Bill Petti, Global Data Strategist at Gallup, outlined the strategy for getting past company barriers to assure adoption of and success in advanced analytics.
Petti began his thought leadership presentation at the 2017 Leadership in Big Data and Analytics Forum, held on December 5 in Chicago, by noting that his company often feels frustrated when it provides clients with predictive business models that the clients don’t adopt. “We’d do an awesome analysis of how a client could better engage their customers and drive higher wallet share and retention, and, three years later, they’re still stuck in the same place. Often, their response would be to fire us and move on to someone else. The more we dug into this, we noticed the business and decision makers hadn’t done anything different even though the data analysis told them they should,” he explained.
“We’d do an awesome analysis of how a client could better engage their customers and drive higher wallet share and retention, and, three years later, they’re still stuck in the same place. Often, their response would be to fire us and move on to someone else.”
“We’ve discovered a number of organizational barriers to both the adoption and success of advanced analytical programs. The four prerequisites for getting the most out of data and advanced analytics are: right metrics, right people, right data systems, and right culture/processes. Getting value from analytics takes more than excellence in any one area. It’s more than a platform, hiring data scientists, or subscribing to proprietary data sets,” Petti said.
“I’m going to focus on the people piece, especially the people in the organization who aren’t data scientists. There’s a certain skill level within the rest of the organization that you have to have. If there isn’t a baseline statistical literacy, this will create a barrier to getting more out of this work.”
“There’s a certain skill level within the rest of the organization that you have to have. If there isn’t a baseline statistical literacy, this will create a barrier to getting more out of this work.”
Statistical literacy is the ability to read and interpret data, to use statistics as evidence, and to think critically about statistics. “Statistical literacy doesn’t require deep, technical understanding of statistics, mathematics, or machine learning, but it does require enough understanding of basic concepts to be able to examine models and analysis with a critical eye, to ask the right questions in order to check the work of modelers, and to be able to make the right requests,” said Petti.

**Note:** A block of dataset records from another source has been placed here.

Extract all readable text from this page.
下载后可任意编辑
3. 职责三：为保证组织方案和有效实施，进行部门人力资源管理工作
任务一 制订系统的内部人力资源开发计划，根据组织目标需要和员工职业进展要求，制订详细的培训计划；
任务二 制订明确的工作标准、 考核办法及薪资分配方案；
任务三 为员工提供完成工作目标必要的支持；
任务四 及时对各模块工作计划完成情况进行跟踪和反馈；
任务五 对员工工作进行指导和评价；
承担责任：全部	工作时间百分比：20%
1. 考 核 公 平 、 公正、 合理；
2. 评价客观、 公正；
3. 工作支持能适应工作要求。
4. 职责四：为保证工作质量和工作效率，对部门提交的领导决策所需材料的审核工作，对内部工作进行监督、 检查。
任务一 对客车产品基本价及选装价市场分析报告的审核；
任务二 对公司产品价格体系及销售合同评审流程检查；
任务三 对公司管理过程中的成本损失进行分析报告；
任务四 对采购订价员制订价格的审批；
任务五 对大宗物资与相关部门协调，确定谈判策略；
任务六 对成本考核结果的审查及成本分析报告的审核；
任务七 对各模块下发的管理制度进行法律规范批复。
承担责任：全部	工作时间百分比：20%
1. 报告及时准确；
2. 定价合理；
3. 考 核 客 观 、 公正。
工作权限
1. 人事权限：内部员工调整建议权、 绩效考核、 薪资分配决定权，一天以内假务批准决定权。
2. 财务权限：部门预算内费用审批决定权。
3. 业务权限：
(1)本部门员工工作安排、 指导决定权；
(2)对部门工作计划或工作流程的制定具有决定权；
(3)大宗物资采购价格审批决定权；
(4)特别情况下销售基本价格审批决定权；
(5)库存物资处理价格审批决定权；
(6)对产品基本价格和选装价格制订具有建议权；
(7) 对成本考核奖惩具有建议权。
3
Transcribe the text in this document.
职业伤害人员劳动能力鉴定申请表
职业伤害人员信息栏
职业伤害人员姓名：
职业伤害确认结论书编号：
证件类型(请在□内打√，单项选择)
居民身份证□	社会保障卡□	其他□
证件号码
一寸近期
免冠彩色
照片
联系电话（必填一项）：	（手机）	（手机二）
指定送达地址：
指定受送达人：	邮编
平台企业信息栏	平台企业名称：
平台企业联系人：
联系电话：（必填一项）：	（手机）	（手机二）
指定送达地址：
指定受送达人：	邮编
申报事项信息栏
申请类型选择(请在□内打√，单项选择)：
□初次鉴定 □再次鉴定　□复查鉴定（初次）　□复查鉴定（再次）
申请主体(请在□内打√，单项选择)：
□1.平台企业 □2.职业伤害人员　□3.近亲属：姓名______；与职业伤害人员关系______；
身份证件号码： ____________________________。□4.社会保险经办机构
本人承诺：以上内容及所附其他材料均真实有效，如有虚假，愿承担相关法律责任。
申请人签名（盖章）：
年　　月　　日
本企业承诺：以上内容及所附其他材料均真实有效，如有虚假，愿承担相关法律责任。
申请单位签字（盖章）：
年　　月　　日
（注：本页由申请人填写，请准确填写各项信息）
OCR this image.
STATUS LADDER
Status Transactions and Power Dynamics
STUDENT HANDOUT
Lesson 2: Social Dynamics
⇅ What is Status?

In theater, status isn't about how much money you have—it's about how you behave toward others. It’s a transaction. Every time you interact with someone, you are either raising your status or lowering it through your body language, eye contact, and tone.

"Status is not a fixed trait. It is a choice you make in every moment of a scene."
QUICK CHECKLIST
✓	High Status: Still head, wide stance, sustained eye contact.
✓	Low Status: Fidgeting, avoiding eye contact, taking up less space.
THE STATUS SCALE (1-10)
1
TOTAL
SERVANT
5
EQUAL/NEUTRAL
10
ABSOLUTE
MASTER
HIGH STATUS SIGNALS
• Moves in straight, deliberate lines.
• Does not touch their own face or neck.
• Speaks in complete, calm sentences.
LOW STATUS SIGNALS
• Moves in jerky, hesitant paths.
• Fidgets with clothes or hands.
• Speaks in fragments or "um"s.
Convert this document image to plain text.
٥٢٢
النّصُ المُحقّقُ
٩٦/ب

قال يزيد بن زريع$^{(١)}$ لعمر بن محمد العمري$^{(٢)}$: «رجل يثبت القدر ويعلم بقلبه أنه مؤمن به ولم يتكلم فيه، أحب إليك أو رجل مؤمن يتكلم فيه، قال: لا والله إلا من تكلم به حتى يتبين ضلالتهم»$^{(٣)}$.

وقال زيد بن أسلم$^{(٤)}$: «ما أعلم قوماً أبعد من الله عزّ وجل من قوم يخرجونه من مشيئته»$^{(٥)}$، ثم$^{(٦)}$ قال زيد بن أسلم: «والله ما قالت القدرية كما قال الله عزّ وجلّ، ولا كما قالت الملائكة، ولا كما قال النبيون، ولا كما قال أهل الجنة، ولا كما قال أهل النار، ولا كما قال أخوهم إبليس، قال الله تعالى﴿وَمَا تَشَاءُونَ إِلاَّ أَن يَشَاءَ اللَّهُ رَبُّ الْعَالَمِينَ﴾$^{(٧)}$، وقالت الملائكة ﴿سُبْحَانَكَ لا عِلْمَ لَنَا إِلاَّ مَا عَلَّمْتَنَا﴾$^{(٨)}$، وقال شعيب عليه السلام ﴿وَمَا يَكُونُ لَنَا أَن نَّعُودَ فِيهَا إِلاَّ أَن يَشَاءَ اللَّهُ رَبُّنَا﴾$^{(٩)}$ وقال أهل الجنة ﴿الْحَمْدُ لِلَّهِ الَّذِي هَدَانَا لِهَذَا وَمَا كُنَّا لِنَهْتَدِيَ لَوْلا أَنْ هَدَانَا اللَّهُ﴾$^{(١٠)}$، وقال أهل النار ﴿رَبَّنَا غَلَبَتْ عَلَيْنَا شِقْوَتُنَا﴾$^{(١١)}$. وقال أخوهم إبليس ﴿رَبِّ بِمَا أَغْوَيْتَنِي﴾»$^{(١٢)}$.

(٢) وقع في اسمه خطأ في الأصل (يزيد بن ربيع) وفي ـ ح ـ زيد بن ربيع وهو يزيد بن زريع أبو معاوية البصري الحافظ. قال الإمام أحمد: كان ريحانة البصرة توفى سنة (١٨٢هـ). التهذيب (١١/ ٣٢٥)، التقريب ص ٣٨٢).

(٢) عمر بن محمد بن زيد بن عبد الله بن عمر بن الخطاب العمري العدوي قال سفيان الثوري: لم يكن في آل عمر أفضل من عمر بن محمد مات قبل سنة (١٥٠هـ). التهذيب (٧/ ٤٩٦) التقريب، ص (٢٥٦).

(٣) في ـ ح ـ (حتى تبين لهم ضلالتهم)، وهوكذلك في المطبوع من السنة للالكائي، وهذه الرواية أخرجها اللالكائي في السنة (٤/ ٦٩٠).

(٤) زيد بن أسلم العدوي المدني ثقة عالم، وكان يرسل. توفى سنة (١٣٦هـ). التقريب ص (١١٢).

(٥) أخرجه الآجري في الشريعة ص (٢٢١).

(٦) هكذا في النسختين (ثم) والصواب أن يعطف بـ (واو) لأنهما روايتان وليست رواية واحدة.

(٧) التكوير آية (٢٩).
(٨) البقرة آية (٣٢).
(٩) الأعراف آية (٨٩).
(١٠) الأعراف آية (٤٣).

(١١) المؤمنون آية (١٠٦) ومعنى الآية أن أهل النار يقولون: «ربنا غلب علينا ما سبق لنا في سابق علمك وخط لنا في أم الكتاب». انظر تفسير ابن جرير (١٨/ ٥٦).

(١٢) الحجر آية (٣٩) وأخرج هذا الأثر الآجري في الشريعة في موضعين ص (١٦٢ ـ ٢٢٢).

Petti provided a sample of key requirements for statistical literacy:
“Accuracy” is usually a bad way to judge a model’s performance. “Models that try to predict a behavior are often judged by accuracy—how often they make an accurate prediction. But in cases where the data is ‘unbalanced’—where the behavior doesn’t occur half of the time—accuracy can be misleading. When evaluating classification models, be skeptical of any that only report overall accuracy or any single evaluation metric,” he advised.
If you didn’t test it out of a sample, it doesn’t count. “Models will always perform better when applied to the data that was used to build them,” explained Petti. “The risk is that the models are ‘over fit’ to the data available to them and won’t perform as well on data they haven’t seen. When considering the value and performance of a model, never use metrics based on the training data—rely on metrics based on data that weren’t used to build the model.”
“Models will always perform better when applied to the data that was used to build them. The risk is that the models are ‘over fit’ to the data available to them and won’t perform as well on data they haven’t seen.”
Ponies hide in the aggregate. “We often study something at the aggregate level, but the aggregate can hide important patterns—or, in some cases, show the opposite relationship. This is known as Simpson’s Paradox: a phenomenon in statistics in which a trend appears in different groups of data but disappears or reverses when these groups are combined.” Petti provided an example in the answer to the question, What’s the relationship between tenure and performance in sales? “At the aggregate level, it appears that the longer someone is in a role, the less they sell. However, when we model the relationship within each type of sales role, we see the opposite—the longer a person is in the role, the greater the sales. Most people in business aren’t trained to think about this.”
In summary, Petti stated, “We also suggest having a strategic translator—someone who can speak both to the highly technical folks who are creating the models and doing the analysis and to the business leaders. There’s often a big communication barrier between those two groups.”
Bill Petti currently serves as Gallup’s Global Data Strategist. He directs advanced analytical consulting globally for the company. He helps clients use data and analytics more productively and build “data cultures” that embrace analytics in decision making. Bill is an expert at applying various methodologies—both quantitative and qualitative—to understand and influence human behavior.
Prior to joining Gallup, Bill worked for Gerson Lehrman Group (GLG). While at GLG, Bill worked with senior pharmaceutical and technology executives to execute primary research. This research supported market analysis, licensing and partner evaluation, new product development, and human capital management.
Bill received his bachelor’s degree in political science from The College of New Jersey. He also earned master’s degrees in political science from both Temple University and the University of Pennsylvania.
Bill is a nationally recognized expert in talent evaluation, player analysis, and performance analytics for professional baseball. He has served as a consultant and advertiser to several major league teams.